Low-complexity unambiguous acquisition methods for BOC-modulated CDMA signals
Tutkimustuotos › › vertaisarvioitu
|Julkaisu||International journal of satellite communications|
|DOI - pysyväislinkit|
|Tila||Julkaistu - 2008|
The new M-code signals of GPS and the signals proposed for the future Galileo systems are of split-spectrum type, where the pseudorandom (PRN) code is multiplied with rectangular sub-carriers in one or several stages. Sine and Cosine Binary-Offset-Carrier (BOC) modulations are examples of modulations which split the signal spectrum and create ambiguities in the envelope of the Autocorrelation Function (ACF) of the modulated signals. Thus, the acquisition of split-spectrum signals, based on the ambiguous ACF, poses some challenges, which might be overcome at the expense of higher complexity (e.g., by decreasing the step of searching the timing hypotheses).
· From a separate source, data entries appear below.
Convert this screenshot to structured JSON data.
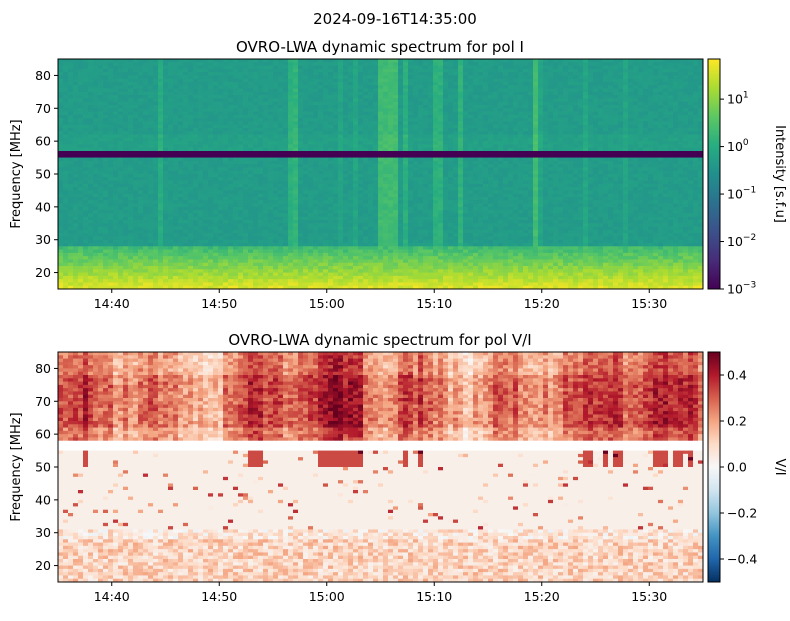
{
  "figure": {
    "suptitle": "2024-09-16T14:35:00"
  },
  "chart_data": [
    {
      "type": "heatmap",
      "title": "OVRO-LWA dynamic spectrum for pol I",
      "xlabel": "",
      "ylabel": "Frequency [MHz]",
      "x_tick_labels": [
        "14:40",
        "14:50",
        "15:00",
        "15:10",
        "15:20",
        "15:30"
      ],
      "x_tick_minutes": [
        5,
        15,
        25,
        35,
        45,
        55
      ],
      "xlim_minutes": [
        0,
        60
      ],
      "x_start_time": "14:35",
      "ylim": [
        15,
        85
      ],
      "y_ticks": [
        20,
        30,
        40,
        50,
        60,
        70,
        80
      ],
      "colormap": "viridis",
      "colorbar_label": "Intensity [s.f.u]",
      "colorbar_scale": "log",
      "colorbar_range": [
        0.001,
        70
      ],
      "colorbar_ticks": [
        {
          "value": 0.001,
          "base": "10",
          "exp": "−3"
        },
        {
          "value": 0.01,
          "base": "10",
          "exp": "−2"
        },
        {
          "value": 0.1,
          "base": "10",
          "exp": "−1"
        },
        {
          "value": 1,
          "base": "10",
          "exp": "0"
        },
        {
          "value": 10,
          "base": "10",
          "exp": "1"
        }
      ],
      "masked_band_mhz": [
        55,
        57
      ]
    },
    {
      "type": "heatmap",
      "title": "OVRO-LWA dynamic spectrum for pol V/I",
      "xlabel": "",
      "ylabel": "Frequency [MHz]",
      "x_tick_labels": [
        "14:40",
        "14:50",
        "15:00",
        "15:10",
        "15:20",
        "15:30"
      ],
      "x_tick_minutes": [
        5,
        15,
        25,
        35,
        45,
        55
      ],
      "xlim_minutes": [
        0,
        60
      ],
      "x_start_time": "14:35",
      "ylim": [
        15,
        85
      ],
      "y_ticks": [
        20,
        30,
        40,
        50,
        60,
        70,
        80
      ],
      "colormap": "RdBu_r",
      "colorbar_label": "V/I",
      "colorbar_scale": "linear",
      "colorbar_range": [
        -0.5,
        0.5
      ],
      "colorbar_ticks": [
        {
          "value": -0.4,
          "label": "−0.4"
        },
        {
          "value": -0.2,
          "label": "−0.2"
        },
        {
          "value": 0.0,
          "label": "0.0"
        },
        {
          "value": 0.2,
          "label": "0.2"
        },
        {
          "value": 0.4,
          "label": "0.4"
        }
      ],
      "masked_band_mhz": [
        55.5,
        57.5
      ]
    }
  ]
}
Recently, two techniques which deal with the ambiguities of the ACF have been proposed, and they were referred to as ’sideband techniques’ (by Betz, Fishman & al.) or ’BPSK-like’ techniques (by Martin, Heiries & al.), since they use sideband correlation channels and the obtained ACF looks similar to the ACF of a BPSK-modulated PRN code. These techniques allow the use of a higher search step compared with the ambiguous ACF situation. However, both these techniques use sideband-selection filters and modified reference PRN codes at the receivers, which affect the implementational complexity. Moreover, the ’BPSK-like’ techniques have been so far studied for even BOC-modulation orders (i.e., integer ratio between the sub-carrier frequency and the chip rate) and they fail to work for odd BOC-modulation orders (or, equivalently, for split-spectrum signals with significant zero-frequency content). We propose here three reduced-complexity methods which remove the ambiguities of the ACF of the split-spectrum signals and work for both even and odd BOC-modulation orders. Two of the proposed methods are extensions of the previously mentioned techniques, and the third one is introduced by the authors and called the Unsuppressed Adjacent Lobes (UAL) technique. We argue via theoretical analysis the choice of the parameters of the proposed methods and we compare the alternative methods in terms of complexity and performance.